This World War 1 photograph was taken 3 months after the conclusion of the 1916 Battle of the Somme in which 125,000 British soldiers and nearly 7,000 Australian soldiers lost their lives.
Taken on 28th February, 1917, this image shows a shell burst close to one of the British batteries at Eaucourt l’Abbaye (Somme), France, where British artillery had just moved to new positions in support of the advancing Australians. The photograph is from an album gifted to George F. Pearce (Australian Minister of Defence 1914-1921) on October 20th, 1919, from Andrew Fisher (Australian Prime Minister 1914-1915). It was donated to the RHSV in the 1950s. It seems likely that the British compiled this album of 72 photos, relating to Australian Forces and taken by a British War photographer, to present as a gift to the Australian Government.
What I found interesting in this photograph was how it was taken right in the middle of the action, not before or after. I also found it interesting how this photo is filled with emotion and beauty and is of such high quality despite the many challenging conditions faced.

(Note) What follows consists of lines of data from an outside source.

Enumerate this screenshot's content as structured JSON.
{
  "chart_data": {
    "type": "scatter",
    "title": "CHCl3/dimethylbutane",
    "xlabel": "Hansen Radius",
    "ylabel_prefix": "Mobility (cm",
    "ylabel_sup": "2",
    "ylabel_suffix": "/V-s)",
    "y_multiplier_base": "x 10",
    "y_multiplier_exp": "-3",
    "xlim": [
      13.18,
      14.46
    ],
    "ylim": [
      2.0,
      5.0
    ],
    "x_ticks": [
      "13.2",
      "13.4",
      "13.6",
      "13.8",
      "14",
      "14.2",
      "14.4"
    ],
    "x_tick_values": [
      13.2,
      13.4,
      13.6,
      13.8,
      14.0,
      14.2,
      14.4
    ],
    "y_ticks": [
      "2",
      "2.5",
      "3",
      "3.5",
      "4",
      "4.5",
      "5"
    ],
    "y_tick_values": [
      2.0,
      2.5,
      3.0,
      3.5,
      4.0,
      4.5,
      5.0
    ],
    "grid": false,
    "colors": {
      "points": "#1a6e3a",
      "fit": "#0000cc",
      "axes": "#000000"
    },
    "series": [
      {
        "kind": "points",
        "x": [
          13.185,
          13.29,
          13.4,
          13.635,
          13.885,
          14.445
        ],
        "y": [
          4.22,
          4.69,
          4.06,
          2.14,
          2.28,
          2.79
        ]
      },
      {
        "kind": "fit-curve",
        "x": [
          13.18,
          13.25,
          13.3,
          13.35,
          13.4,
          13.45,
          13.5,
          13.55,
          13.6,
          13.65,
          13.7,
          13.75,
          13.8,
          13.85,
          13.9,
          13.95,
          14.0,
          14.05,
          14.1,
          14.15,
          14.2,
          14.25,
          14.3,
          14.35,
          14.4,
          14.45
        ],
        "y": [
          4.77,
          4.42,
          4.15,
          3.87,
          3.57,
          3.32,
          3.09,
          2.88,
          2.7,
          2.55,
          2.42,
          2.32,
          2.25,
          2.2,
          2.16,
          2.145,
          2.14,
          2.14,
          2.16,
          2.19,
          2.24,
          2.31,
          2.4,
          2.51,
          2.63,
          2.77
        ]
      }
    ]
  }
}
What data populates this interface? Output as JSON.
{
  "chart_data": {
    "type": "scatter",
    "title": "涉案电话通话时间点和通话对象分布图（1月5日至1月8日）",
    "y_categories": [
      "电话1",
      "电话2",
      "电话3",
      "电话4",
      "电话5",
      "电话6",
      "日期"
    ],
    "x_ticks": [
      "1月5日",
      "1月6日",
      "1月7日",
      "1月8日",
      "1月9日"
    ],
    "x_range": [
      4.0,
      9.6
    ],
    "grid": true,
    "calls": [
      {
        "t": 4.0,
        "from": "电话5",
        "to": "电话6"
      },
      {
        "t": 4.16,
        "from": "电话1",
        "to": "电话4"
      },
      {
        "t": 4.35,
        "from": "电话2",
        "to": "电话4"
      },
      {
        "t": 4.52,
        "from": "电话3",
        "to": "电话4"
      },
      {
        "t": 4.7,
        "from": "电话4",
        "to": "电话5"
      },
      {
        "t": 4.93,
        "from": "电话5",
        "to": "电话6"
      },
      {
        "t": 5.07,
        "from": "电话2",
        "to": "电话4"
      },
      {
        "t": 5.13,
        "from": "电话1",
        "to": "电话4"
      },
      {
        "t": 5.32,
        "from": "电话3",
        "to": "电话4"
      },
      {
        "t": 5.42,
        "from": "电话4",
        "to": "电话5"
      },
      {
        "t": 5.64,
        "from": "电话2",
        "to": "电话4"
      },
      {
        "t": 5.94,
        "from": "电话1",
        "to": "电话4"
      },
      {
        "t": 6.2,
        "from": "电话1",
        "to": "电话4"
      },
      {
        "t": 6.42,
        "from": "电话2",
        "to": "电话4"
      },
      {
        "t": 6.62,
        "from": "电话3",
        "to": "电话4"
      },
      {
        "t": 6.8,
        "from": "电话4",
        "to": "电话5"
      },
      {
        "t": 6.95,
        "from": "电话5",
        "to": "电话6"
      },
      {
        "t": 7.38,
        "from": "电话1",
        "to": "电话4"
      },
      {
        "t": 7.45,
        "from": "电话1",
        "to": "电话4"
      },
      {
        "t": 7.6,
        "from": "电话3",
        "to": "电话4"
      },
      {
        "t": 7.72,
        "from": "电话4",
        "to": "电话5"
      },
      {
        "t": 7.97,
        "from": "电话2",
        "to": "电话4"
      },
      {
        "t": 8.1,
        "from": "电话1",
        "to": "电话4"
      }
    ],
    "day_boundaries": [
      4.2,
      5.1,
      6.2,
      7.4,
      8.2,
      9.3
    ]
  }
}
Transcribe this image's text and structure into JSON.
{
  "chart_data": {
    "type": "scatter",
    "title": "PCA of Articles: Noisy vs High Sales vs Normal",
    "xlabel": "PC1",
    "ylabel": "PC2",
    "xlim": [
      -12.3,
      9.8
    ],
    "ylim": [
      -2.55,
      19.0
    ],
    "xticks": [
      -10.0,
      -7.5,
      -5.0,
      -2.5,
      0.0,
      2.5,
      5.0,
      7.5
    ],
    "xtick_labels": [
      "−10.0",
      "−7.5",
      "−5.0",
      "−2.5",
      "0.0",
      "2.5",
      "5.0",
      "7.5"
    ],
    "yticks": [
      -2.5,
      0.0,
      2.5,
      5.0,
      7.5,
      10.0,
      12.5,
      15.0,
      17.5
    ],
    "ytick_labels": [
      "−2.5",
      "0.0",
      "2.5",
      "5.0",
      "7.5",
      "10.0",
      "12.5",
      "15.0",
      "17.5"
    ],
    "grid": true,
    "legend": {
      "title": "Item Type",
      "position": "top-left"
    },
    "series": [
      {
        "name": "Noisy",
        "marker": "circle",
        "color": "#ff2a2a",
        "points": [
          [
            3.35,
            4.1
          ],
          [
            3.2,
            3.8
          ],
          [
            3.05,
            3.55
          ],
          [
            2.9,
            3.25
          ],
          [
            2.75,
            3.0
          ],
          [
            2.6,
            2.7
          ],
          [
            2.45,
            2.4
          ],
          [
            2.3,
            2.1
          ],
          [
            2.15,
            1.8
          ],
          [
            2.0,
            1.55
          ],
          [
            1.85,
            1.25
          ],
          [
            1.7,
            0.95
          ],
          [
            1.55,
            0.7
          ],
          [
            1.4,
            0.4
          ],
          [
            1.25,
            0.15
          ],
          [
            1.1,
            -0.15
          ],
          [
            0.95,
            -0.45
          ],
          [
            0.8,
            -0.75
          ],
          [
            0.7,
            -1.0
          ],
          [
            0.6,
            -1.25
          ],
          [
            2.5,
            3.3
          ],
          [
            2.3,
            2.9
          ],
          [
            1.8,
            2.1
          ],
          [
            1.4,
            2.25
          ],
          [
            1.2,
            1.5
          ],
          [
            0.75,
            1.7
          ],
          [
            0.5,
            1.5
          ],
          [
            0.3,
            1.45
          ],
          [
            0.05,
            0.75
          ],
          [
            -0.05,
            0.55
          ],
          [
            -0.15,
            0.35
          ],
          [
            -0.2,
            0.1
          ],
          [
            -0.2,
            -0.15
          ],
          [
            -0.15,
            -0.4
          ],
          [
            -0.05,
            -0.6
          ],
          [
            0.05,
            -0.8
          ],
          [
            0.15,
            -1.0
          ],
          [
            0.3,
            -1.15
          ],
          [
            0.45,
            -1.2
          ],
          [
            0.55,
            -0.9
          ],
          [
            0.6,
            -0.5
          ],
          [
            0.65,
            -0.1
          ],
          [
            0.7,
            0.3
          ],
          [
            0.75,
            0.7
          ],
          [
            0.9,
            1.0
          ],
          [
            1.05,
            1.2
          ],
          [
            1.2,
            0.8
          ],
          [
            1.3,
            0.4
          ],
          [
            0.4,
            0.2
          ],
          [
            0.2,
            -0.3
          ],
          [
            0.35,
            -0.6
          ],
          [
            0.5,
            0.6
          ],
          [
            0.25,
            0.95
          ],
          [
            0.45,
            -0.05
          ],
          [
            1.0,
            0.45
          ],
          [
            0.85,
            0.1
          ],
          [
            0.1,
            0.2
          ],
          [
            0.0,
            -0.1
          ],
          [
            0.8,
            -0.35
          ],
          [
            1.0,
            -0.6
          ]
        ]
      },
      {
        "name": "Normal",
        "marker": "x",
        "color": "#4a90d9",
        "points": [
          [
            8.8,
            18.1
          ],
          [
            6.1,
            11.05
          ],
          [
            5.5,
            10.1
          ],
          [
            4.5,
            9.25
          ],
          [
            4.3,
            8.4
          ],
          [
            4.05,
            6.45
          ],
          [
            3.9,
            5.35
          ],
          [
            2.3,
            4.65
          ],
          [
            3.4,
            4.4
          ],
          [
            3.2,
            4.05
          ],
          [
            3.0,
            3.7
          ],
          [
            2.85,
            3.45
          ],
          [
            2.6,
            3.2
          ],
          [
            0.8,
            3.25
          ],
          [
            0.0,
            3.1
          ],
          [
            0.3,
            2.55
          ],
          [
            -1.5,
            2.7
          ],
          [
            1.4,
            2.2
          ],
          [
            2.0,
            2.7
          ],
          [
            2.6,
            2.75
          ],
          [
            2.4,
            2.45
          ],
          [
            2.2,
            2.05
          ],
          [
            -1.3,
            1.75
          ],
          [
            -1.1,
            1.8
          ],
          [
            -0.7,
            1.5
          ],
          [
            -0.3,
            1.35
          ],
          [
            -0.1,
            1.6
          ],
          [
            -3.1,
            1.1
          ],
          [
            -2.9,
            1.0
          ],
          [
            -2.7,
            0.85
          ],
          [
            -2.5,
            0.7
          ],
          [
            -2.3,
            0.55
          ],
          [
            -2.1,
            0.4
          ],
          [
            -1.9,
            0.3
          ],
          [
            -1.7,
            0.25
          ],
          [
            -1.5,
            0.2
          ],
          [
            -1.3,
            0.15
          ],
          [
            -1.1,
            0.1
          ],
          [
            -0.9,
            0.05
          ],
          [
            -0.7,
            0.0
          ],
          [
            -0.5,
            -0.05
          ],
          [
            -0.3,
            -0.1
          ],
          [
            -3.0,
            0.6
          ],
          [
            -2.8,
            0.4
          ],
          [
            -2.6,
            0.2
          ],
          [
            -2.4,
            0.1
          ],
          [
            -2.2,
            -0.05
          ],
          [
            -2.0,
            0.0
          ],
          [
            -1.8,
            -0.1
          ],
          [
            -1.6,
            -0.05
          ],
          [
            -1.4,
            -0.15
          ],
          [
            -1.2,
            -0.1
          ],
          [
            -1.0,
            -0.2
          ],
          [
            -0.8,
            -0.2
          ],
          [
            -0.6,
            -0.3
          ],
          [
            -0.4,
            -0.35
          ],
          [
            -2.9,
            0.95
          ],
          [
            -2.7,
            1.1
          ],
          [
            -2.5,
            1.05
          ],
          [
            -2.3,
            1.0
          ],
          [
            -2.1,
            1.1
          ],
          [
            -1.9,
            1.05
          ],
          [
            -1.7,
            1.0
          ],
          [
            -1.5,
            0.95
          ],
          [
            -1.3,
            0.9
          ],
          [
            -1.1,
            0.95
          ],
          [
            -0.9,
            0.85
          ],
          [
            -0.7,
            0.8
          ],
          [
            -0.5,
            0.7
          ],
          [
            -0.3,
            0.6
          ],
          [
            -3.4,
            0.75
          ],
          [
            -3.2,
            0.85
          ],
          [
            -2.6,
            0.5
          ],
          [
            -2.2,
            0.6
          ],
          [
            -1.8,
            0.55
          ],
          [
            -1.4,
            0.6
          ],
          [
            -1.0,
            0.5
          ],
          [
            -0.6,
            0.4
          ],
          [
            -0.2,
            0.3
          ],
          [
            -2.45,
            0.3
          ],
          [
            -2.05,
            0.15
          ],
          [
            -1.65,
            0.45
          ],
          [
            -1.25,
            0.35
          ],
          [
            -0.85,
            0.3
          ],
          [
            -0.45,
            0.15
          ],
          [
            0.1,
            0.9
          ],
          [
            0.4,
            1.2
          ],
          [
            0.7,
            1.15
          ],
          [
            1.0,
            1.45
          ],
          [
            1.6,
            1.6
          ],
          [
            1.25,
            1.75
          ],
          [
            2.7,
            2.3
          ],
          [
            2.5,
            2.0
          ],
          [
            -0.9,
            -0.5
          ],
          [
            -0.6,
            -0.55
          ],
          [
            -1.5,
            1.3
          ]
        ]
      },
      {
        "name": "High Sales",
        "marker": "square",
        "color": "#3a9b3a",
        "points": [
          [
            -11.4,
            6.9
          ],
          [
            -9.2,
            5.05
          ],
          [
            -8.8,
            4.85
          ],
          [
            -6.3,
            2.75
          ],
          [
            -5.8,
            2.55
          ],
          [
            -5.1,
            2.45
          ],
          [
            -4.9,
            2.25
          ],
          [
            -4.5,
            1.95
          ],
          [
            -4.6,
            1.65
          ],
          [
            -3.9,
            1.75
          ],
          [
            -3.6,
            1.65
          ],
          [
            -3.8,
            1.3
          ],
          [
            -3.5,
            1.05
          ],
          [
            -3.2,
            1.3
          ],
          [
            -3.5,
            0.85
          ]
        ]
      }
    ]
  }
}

This article from The Sun, 1917, details the many feelings of the soldiers and the conditions they were faced with daily (both mentally and physically), “Trench warfare is grim enough at the best of times, and death always lurks behind the parapet; but trench warfare bears little comparison with the Somme. Here it is as if the grim god of war has been let loose in a very tempest of fury. The impression is one of devastation, desolation, and shrieking insanity.” This article makes you understand the significance of the shell burst photograph, because it provides a written example of how the soldiers fighting on the front line felt. It also makes you realise how much trust they had to place in their instincts because if they took one wrong step they could end up in a shell burst.